I’m so glad you enjoy reading about my sons – those from birth and those from choice. I do indeed love them all (and yes, Yaakov and Chaim are their names) and we have most definitely adopted them into our homes and hearts. I’m glad you were touched by Elie’s latest antics. But I’d like to add one more note. Maale Adumim, what you think of as a settlement, is a large city a few short kilometers outside Jerusalem. It is an incredibly beautiful and peaceful city – and Arabs work here. No, they don’t live here and yes, they are checked before they enter and can only come into the city with a permit or for emergency care. But it is also a center of its own as an ambulance squad and both Elie and Shmulik have regularly treated Arabs as part of their service on the ambulances. We cover the area from the edge of Jerusalem, all the way down to the Dead Sea. More than once, my sons have gone with ambulances into Arab neighborhoods.
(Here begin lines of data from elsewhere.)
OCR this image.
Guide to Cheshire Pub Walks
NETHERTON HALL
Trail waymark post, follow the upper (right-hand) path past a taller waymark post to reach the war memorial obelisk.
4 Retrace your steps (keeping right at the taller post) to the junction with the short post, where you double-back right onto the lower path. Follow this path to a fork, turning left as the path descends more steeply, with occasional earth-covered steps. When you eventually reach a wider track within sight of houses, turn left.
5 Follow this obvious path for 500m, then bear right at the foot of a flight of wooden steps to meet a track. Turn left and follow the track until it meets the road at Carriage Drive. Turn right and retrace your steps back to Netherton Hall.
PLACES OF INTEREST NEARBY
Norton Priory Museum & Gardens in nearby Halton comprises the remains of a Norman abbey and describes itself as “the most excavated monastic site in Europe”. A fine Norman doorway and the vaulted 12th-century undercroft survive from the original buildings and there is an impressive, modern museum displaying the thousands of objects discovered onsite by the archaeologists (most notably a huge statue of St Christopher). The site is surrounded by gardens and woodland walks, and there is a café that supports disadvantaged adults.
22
While learning in the Old City of Jerusalem, I would guess that Elie even treated more Arabs than Jews. They do not differentiate, even when it was an Arab car that ran a red light and crashed into a car with three Israelis, including a baby. They are trained to help, not discriminate. And they did – injured in both cars. My sons have both been taught to defend themselves…and to be humane – in an ambulance, and on a check point. More than once during the war, targets were aborted because there were civilians nearby; more than once they fired into Gaza, knowing that they had to hit a specific target and if they missed, tragedy could occur. It is not an easy or enviable position to be in. They could not say they were pacifists and walk away because their country had been hit with 124 rockets in the month before they were called to Gaza and daily, they and a million Israelis were seeking shelter in the midst of the war.
Israel is a nation that has done much to make peace with those who are ready to sit with us. When next you are in the West Bank, I hope among your teachings, you will teach this. In Israel, we want peace. We will work for peace; we will sacrifice for peace – more importantly, though, we will live. That’s what my sons work for, life.
Please teach the Palestinian children that this is what we want for them too – life. Yes, dignity and education and schooling, jobs and homes and families – but first, life. Please keep commenting and writing to me. Please don’t be annoyed or get angry by what you read here. What I have learned, above perhaps all else in the last three years as a soldier’s mother, is that we are all on a journey, made more pleasant by those we share with along the way.
Peace and blessings from a holy and beautiful land.